Gerris

Solver of partial differential equations used in fluid flow.

Introduction

Gerris is a software package designed to solve partial differential equations that arise in problems relating to fluid flow. It has a number of powerful algorithms for solving such problems and can be run and perform visualizations in parallel.

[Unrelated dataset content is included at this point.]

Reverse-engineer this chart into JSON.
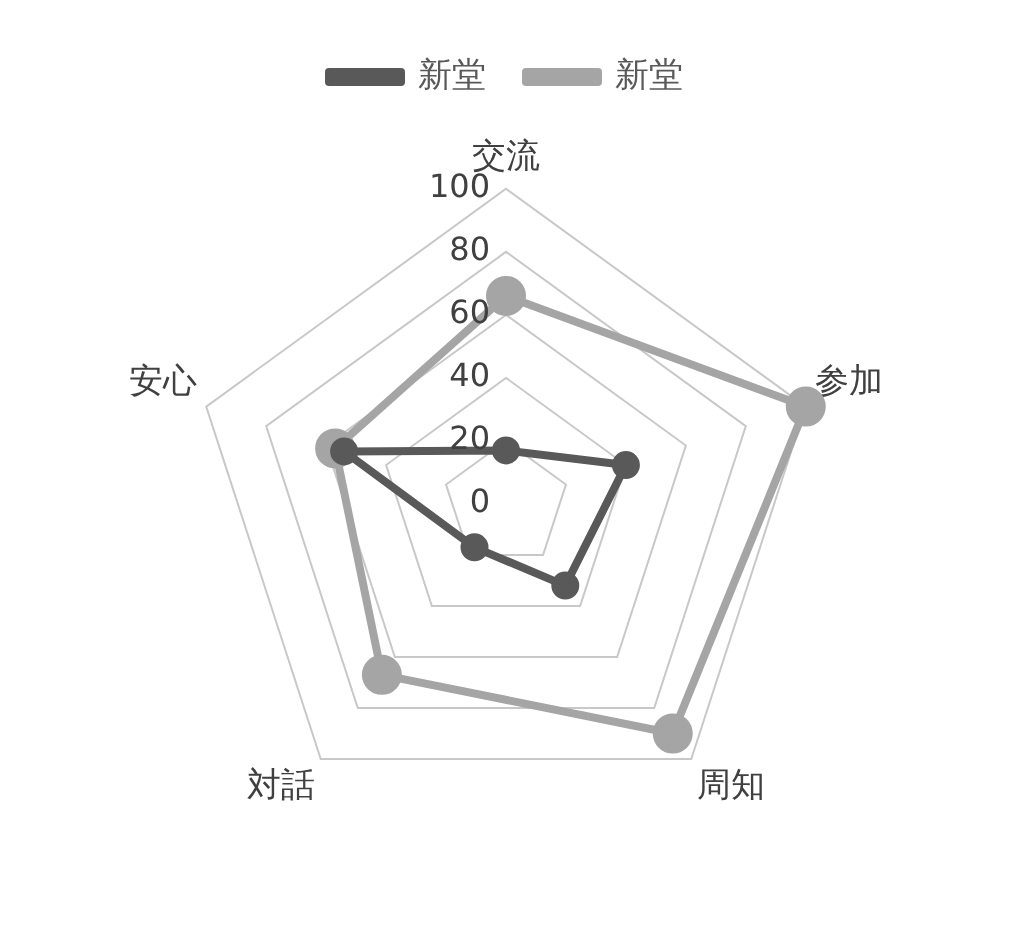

Using Gerris on RCC Resources

Gerris requires the use of the HPC SLURM job scheduler, explained here, in addition to a loaded module gerris. To run a job, we first need an example file from the tutorial, named vorticity.gfs:

1 2 GfsSimulation GfsBox GfsGEdge {} {
  GfsTime { end = 50 }
  GfsRefine 6
  GfsInit {} {
    U = (0.5 - rand()/(double)RAND_MAX)
    V = (0.5 - rand()/(double)RAND_MAX)
  }
}
GfsBox {}
1 1 right
1 1 top

Save this file to a test directory such as ~/gerris_test. We then need to create a simple SLURM script in this directory to submit our Gerris program to the SLURM job scheduler, named gerris.sub:

#!/bin/bash
#SBATCH -J gerris
#SBATCH -n 2
#SBATCH -p genacc_q
#SBATCH -t 00:10:00

module load gerris

mpirun -np 2 gerris2D -s 2 vorticity.gfs

In this script, we're running on two HPC nodes on the general access queue. We must load the gerris module, and we note that a specific setting, -s is in place for the Gerris program, which splits the domain into two subdomains that run in parallel. More details about command-line arguments in Gerris when running in parallel can be found here. Run this SLURM script using sbatch gerris.sub and once the job is completed, a file containing the results will be output into the ~/gerris_test directory.